Between Hope and Despair Over Who Will Define Nation's Identity

I got my one and only puppy in 1976, the year my father died and Jimmy Carter was elected president. The three events are oddly connected, considering that I was a boy living in Lebanon at the time and didn't know Plains from Chevy Chase.

My mother and I used to attend church in a rest home run by unusually kind nuns. Their solution to my losing my father was, bless their heart, not to infomercial me with faith, which was proving pretty futile about then, but to accept their gift of a bastard puppy. Here's where it got weird.

The nuns had already called him "Jimmy," in honor of the president-elect, who had them all giddier than Catholic schoolgirls at a Ramones concert. So it was that the first American election to directly impact my life dates back to that November, as was my first affirmative reaction to an election: I promptly renamed the dog (no, not Geraldo) precisely because, even then, I'd gathered enough to know that Carter deserved more than a dog's life.

He wasn't that lucky. I moved to the United States permanently in the summer of 1979 when Carter was hostage to a halting economy and to those student militants in Tehran who were holding 52 Americans captive. New York City, where we lived, was all "Saturday Night Fever"-grime-and-graffiti, and supposedly crime-ridden. Compared to where I'd come from, to me it all looked wonderful, safe, ridiculously prosperous and energetic. If this was what New World crises were made of, there really was very little to worry about.

Then came Ronald Reagan. The guy's improbable gallop from the fringes of right-wing confabulation to Carter replacement suggested, as his pivotal debate performance eight days before the election did, that the country really had a way with suspending disbelief all the way to the White House. "For some brief periods," The New York Times had written of Ronald Reagan hosting the dedication of Disneyland for ABC in 1955, "the ceremonies took on the aspect of the dedication of a national shrine." It's no exaggeration to say that Reagan, who gladly let others do his own enshrining, made America his Disneyland for eight years. Americans, whose sense of reality had come undone in the rice paddies of Vietnam anyway, were grateful. With alternatives like Walter Mondale, Gary Hart and Michael Dukakis, who could blame them?

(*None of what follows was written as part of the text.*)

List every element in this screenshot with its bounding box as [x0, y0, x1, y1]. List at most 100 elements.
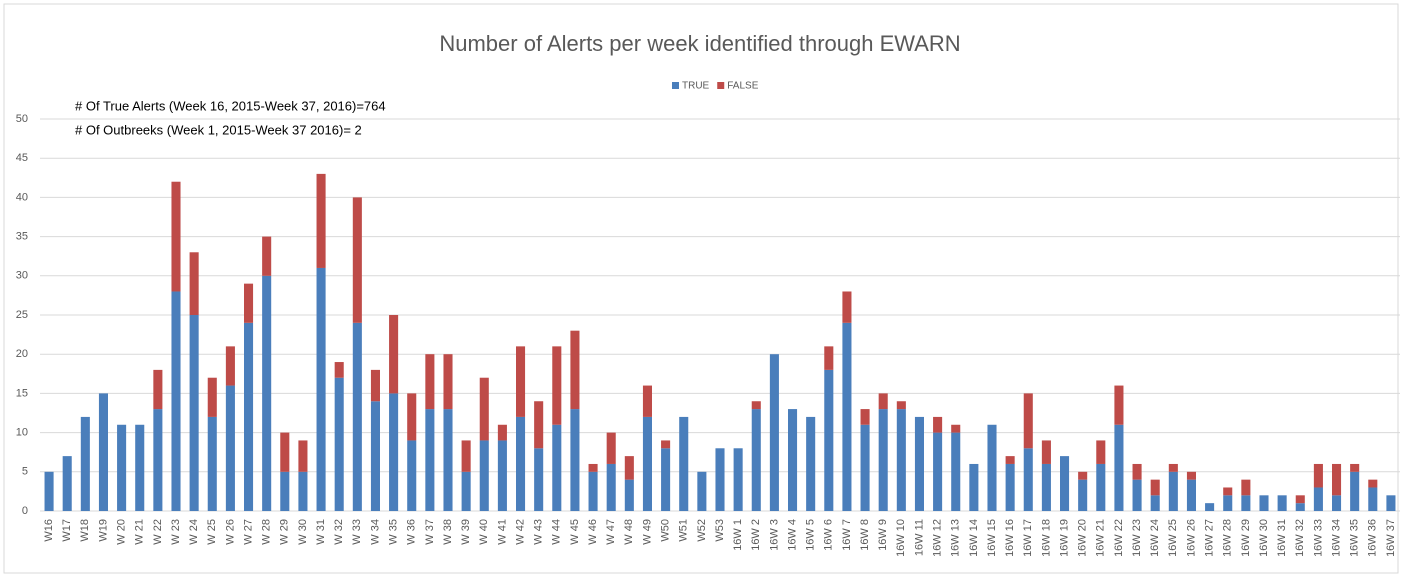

Fantasy was the new patriotism, government the monster in every pot. Forget the Soviet Union. The walls Reagan was tearing down were those Roosevelt and his successors had built with the Jeffersonian cement of liberalism (let's define the word: liberty, equality, progress, opportunity). To Reagan, government was the enemy no matter how representative or progressive. Besides, badgering government, like badgering the media, cost nothing and whipped up electoral votes. It was strange, this business of a serious democracy so smugly laying waste to its own democratic institutions and calling it a defense of freedom: Even at home, it was about destroying the village in order to save it.

The first Bush years had their moments, the Clinton years had a few better ones, but those dozen years were like stretched out versions of the Ford administration: In-betweeners that missed their chance. The latter-day Bush seized his, with a little help from Osama bin Laden, though his 22 percent approval tells me I don't need to tell you what that seizure has done to most of us. The astounding thing is that Bush's terror-mongering, his scorn for government, his economic Darwinism, his with-us-or-against-us posture with allies abroad or Americans at home, isn't so washed-up after all. It's the centerpiece of his heir's campaign (when a centerpiece can be found amid the flails and slanders). I doubt even Reagan would recognize this brand of fantasy, as many blue-chip Republicans no longer do. When George Will calls your act "faux conservatism," it may be time to measure the drapes in your assisted living facility.

But there's still Tuesday. Whatever the polls say, I've spent the last three months lurching between hope and despair, usually a few dozen times a day. I can't help it. I've always taken presidential elections personally, because whoever is president disproportionately defines the nation's identity, and therefore mine as an American. It's an identity I cherish more protectively than whatever is left of my ancestry or the family and creed I was born into, which were never a choice.

Being an American is, and proudly so, though for too many of the last 30 years the blare of conceit and belligerence, the offensive divide between "worthy" and "unworthy," "loyal" and "disloyal," even "legal" and "illegal," made pride in this country more difficult, and certainly less just, than it should be. It's different this time. The belligerence is receding. The noise is dying. The pride isn't -- pride in a country that could produce a candidate as radically at variance with the nation's tainted history yet as perfectly representative, as perfectly American, as Barack Obama. An America so divided couldn't have pulled it off.

An America on the mend very much could, because it's what the country at its best has managed to do. This is the America of my dreams. On Tuesday, I hope that it'll be no fantasy. I despair that somehow, it may yet be.